RFR: 8346964: C2: Improve integer multiplication with constant in MulINode::Ideal()

Mon Feb 10 21:25:01 UTC 2025

On Wed, 8 Jan 2025 08:03:54 GMT, erifan <duke at openjdk.org> wrote:

>> Hi @erifan 
>> 
>> Thanks for your responses. I now looked at the benchmark results.
>> I see regressions in the range of 5% on both of your tested platforms. I'm hesitant to accept that now without the follow-up patches standing first. Maybe you can change the order of your RFE's so that we have no regressions in between?
>> 
>> Maybe you could even create one big patch with everything in it, just so that we can see that there are no regressions. Then split it up into parts (multiple RFEs) for easier review.
>> 
>> Also: It would be nice to see benchmarks on as many different architectures as you can show. And please make sure that the table is nicely aligned - currently it is a bit difficult to read.
>> 
>>> f we implement vplan
>> What do you mean by `VPlan`? Are you talking about LLVM? I am working on something a little similar with `VTransform`. But I'm not sure if it is relevant. I mean in theory you can also use the vector API, and then it would be nice if you had a vector mul, that this would also be changed into shifts if that is more profitable. Actually, maybe you should first address that: which vector mul could be vector shift. That would be a nice stand-alone change that you could implement without regressions, right?
>> 
>> What do you think?
>
>> Maybe you could even create one big patch with everything in it, just so that we can see that there are no regressions. Then split it up into parts (multiple RFEs) for easier review.
> 
> Ok, I'll combine the patches and file one big patch, and update the test results.
> 
>> Also: It would be nice to see benchmarks on as many different architectures as you can show. And please make sure that the table is nicely aligned - currently it is a bit difficult to read.
> 
> OK, I can provide test results on aarch64 V2, N1, AMD64 Genoa and Intel SPR processors.
> 
>> What do you mean by VPlan? Are you talking about LLVM? I am working on something a little similar with VTransform. But I'm not sure if it is relevant. I mean in theory you can also use the vector API, and then it would be nice if you had a vector mul, that this would also be changed into shifts if that is more profitable. Actually, maybe you should first address that: which vector mul could be vector shift. That would be a nice stand-alone change that you could implement without regressions, right?
> 
> Yes, I mean LLVM VPlan, I noticed your related work, it's very interesting.
> 
>> it would be nice if you had a vector mul, that this would also be changed into shifts if that is more profitable. 
> 
> Yes.

@erifan I did some more thinking when falling asleep / waking up. This is a really interesting problem here.

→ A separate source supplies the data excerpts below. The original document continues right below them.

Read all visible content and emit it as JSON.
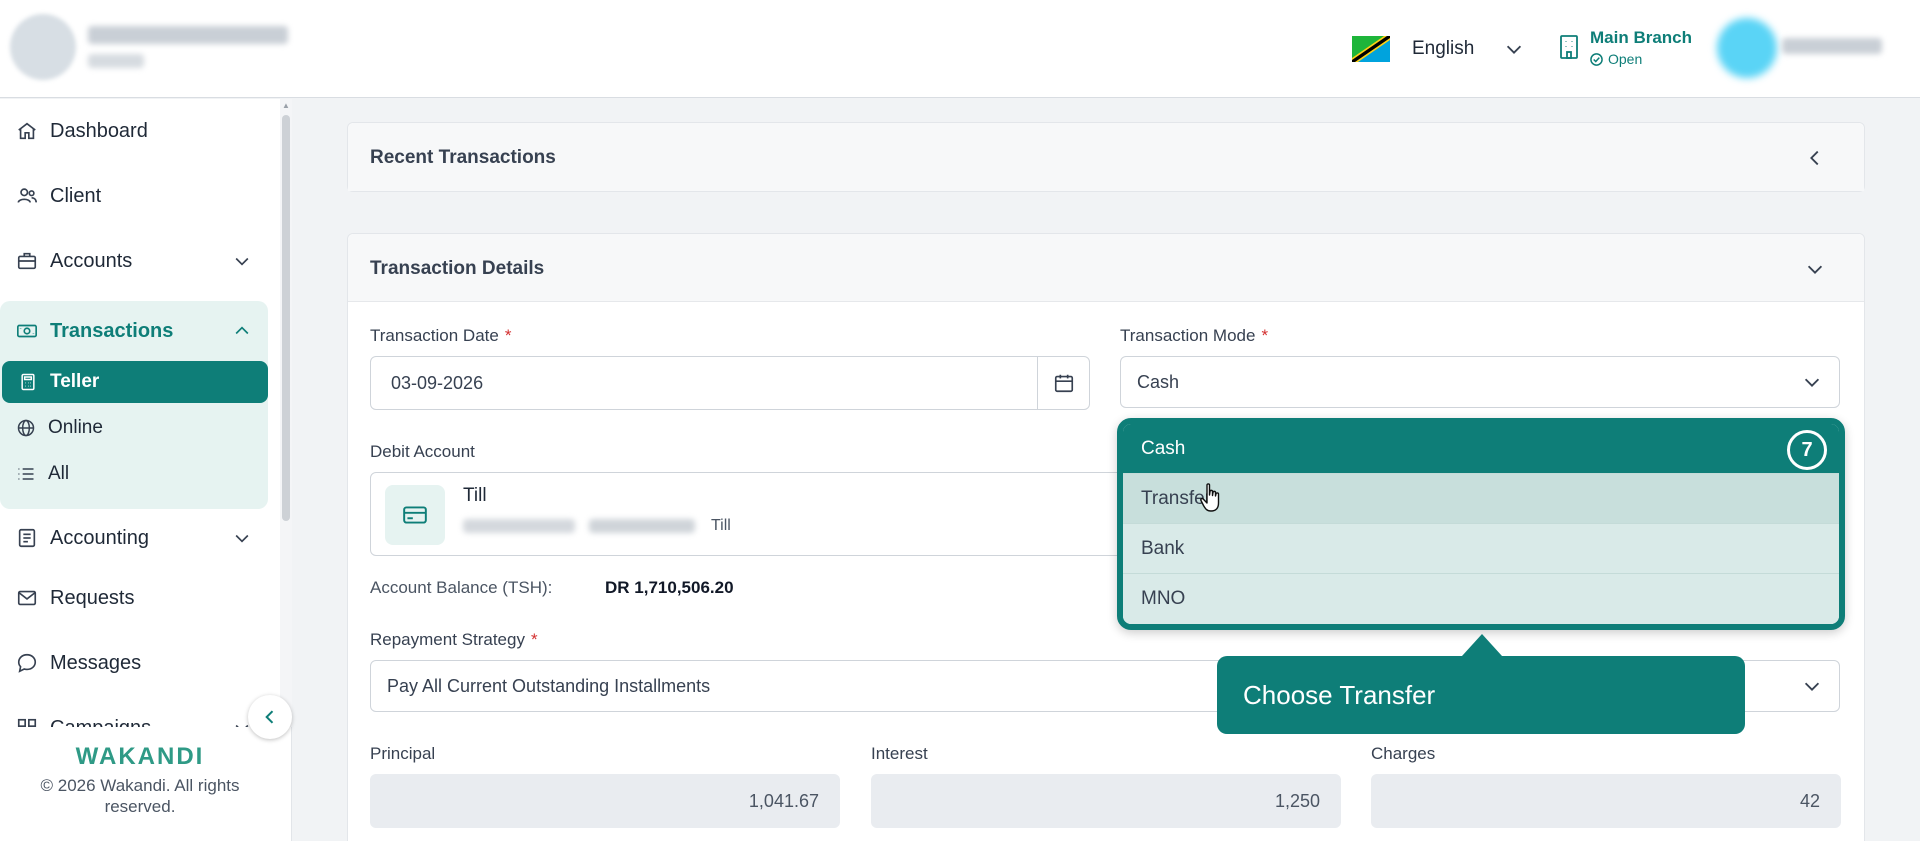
{
  "header": {
    "language": "English",
    "branch_name": "Main Branch",
    "branch_status": "Open"
  },
  "sidebar": {
    "items": {
      "dashboard": "Dashboard",
      "client": "Client",
      "accounts": "Accounts",
      "transactions": "Transactions",
      "teller": "Teller",
      "online": "Online",
      "all": "All",
      "accounting": "Accounting",
      "requests": "Requests",
      "messages": "Messages",
      "campaigns": "Campaigns"
    },
    "brand": "WAKANDI",
    "copyright": "© 2026 Wakandi. All rights reserved."
  },
  "recent": {
    "title": "Recent Transactions"
  },
  "details": {
    "title": "Transaction Details",
    "date_label": "Transaction Date",
    "date_value": "03-09-2026",
    "mode_label": "Transaction Mode",
    "mode_value": "Cash",
    "debit_label": "Debit Account",
    "account_name": "Till",
    "account_type": "Till",
    "balance_label": "Account Balance (TSH):",
    "balance_value": "DR 1,710,506.20",
    "strategy_label": "Repayment Strategy",
    "strategy_value": "Pay All Current Outstanding Installments",
    "principal_label": "Principal",
    "principal_value": "1,041.67",
    "interest_label": "Interest",
    "interest_value": "1,250",
    "charges_label": "Charges",
    "charges_value": "42",
    "required_mark": "*"
  },
  "dropdown": {
    "options": [
      "Cash",
      "Transfer",
      "Bank",
      "MNO"
    ],
    "selected": "Cash",
    "hovered": "Transfer",
    "step_number": "7"
  },
  "tooltip": {
    "text": "Choose Transfer"
  },
  "colors": {
    "accent": "#0e7e78",
    "accent_light": "#e6f3f1",
    "required": "#d32f2f"
  }
}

For `MulINode::Ideal` with patterns `var * con`, we really have these options in assembly:
- `mul` general case. 
- `shift` and `add` when profitable.
- `lea` could this be an improvement over `shift` and `add`?

The issue is that different platforms have different characteristics here for these instructions - we would have to see how they differ. As far as I remember `mul` is not always available on all `ALU`s, but `add` and `shift` should be available. This impacts their throughput (more ports / ALU means more throughput generally). But the instructions also have different latency. Further, I could imagine that at some point more instructions may not just affect the throughput, but also the code-size: that in turn would increase IR and may at some point affect the instruction cache.

Additionally: if your workload has other `mul`, `shift` and `add` mixed in, then some ports may already be saturated, and that could tilt the balance as to which option you are supposed to take.

And then the characteristics of scalar ops may not be identical to vector ops.

It would be interesting to have a really solid benchmark, where you explore the impact of these different effects.
And it would be interesting to extract a table of latency + throughput characteristics for all relevant scalar + vector ops, for a number of different CPUs. Just so we get an overview of how easy this is to tune.

Maybe perfect tuning is not possible. Maybe we are willing to take a `5%` regression in some cases to boost other cases by `30%`. But that is a **big maybe**: we really do not like getting regressions in existing code, it tends to upset people more if they get regressions compared to how much they enjoy speedups - so work like this can be delicate.

Anyway, I don't right now have much time to investigate and work on this myself. So you'd have to do the work, benchmark, explanation etc. **But I think the `30%` speedup indicates that this work could really have potential!**

As to what to do in sequence, here a suggestion:
1. First work on Vector API cases of vector multiplication - this should have no impact on other things.
2. Delay the `MulINode::Ideal` optimizations until after loop-opts: scalar code would still be handled in the old way, but auto-vectorized code would then be turned into `MulV`. And then go into the mul -> shift optimization for vectors under point 1.
3. Tackle `MulINode::Ideal` for scalar cases after loop-opts, and see what you can do there.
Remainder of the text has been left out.